Special Issue on Visual Datasets Submission Date: 2024-09-30 Guest Editors
Xin Zhao, University of Science and Technology Beijing, China
Liang Zheng, Australian National University, Australia
Qiang Qiu, Purdue University, USA
Yin Li, University of Wisconsin-Madison, USA
Limin Wang, Nanjing University, China
José Lezama, Google Research, USA
Qiuhong Ke, Monash University, Australia
Yongchan Kwon, Columbia University, USA
Ruoxi Jia, Virginia Tech, USA
Jungong Han, University of Sheffield, UK
Data is the fuel of computer vision, on which state-of-the-art systems are built. A robust computer vision system not only needs a strong model architecture and learning algorithms but also relies on a comprehensive large-scale training set. Despite the pivotal significance of datasets, existing research in computer vision is usually algorithm centric. That is, given fixed training and test data, it is the algorithms or models that are primarily considered for improving. As such, while significant progress has been made in understanding and improving algorithms, there is much less effort in the community made on dataset-level analysis. For example, comparing the number of algorithm-centric works in domain adaptation, the quantitative understanding of the domain gap is much more limited. As a result, there are currently few investigations into the representations of datasets, while in contrast an abundance of literature concerns ways to represent images or videos, essential elements in datasets.

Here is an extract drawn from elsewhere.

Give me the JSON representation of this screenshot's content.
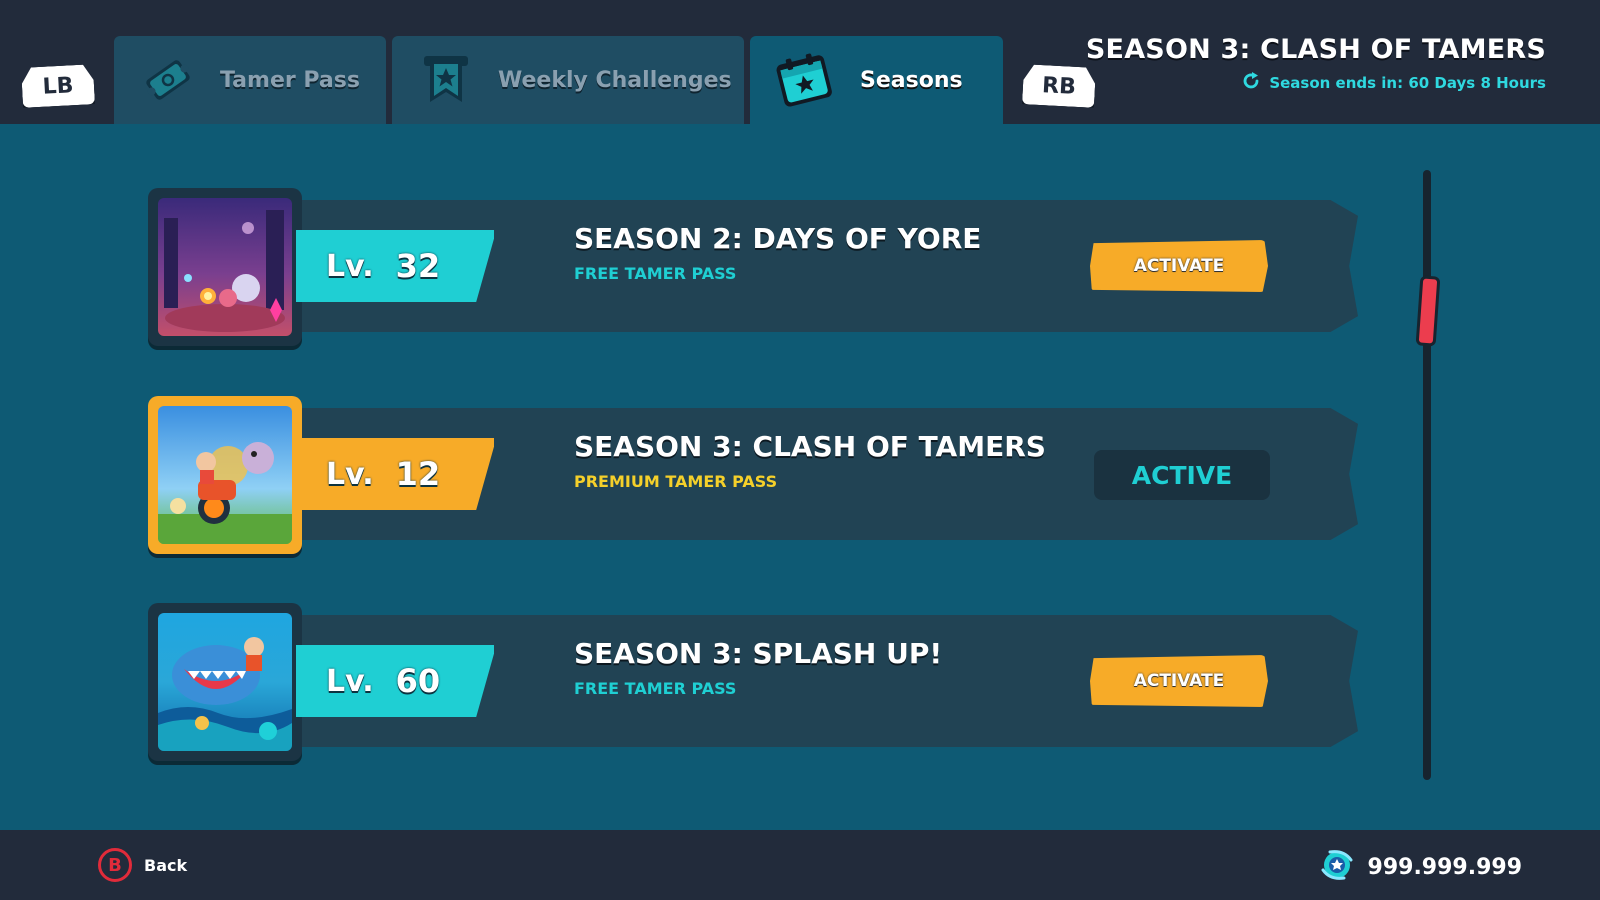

Much benefit can be brought by research centered on datasets. For example, if we can quantify the distribution difference in a more principled way such as end-to-end training, we will have better ideas of how datasets differ from each other and thus be able to design better domain adaptation algorithms. If we can learn to predict the level of labeling noise of a training set, we will be better positioned to design specific noise-resistant learning schemes. Moreover, by quantifying the difficulty of test datasets, it is eventually possible to predict model performance under evolving environments so as to ensure safe applications of AI. This will be made possible through the launching of the label-free model evaluation challenge.
Topics of Interest
This special issue invites original research articles focusing on Visual Datasets. Appropriate submissions include, but are not limited to the following forms or a combination there of:
Properties and attributes of vision datasets: The first and foremost problem is the definition of dataset-level properties. While computer vision typically studies image-level properties, such as image category, human identities, object bounding boxes and region semantics, the dataset-level counterparts are not extensively studied. Examples of such dataset properties include but are not limited to the level of database noise, the extent to which a dataset looks realistic, dataset diversity, bias and fairness, its quality as a training set, and its difficulty level as a test or validation set. Analogous to image-level properties, dataset properties will require dedicated methods to evaluate and will induce the problem of dataset representation learning and end-to-end training.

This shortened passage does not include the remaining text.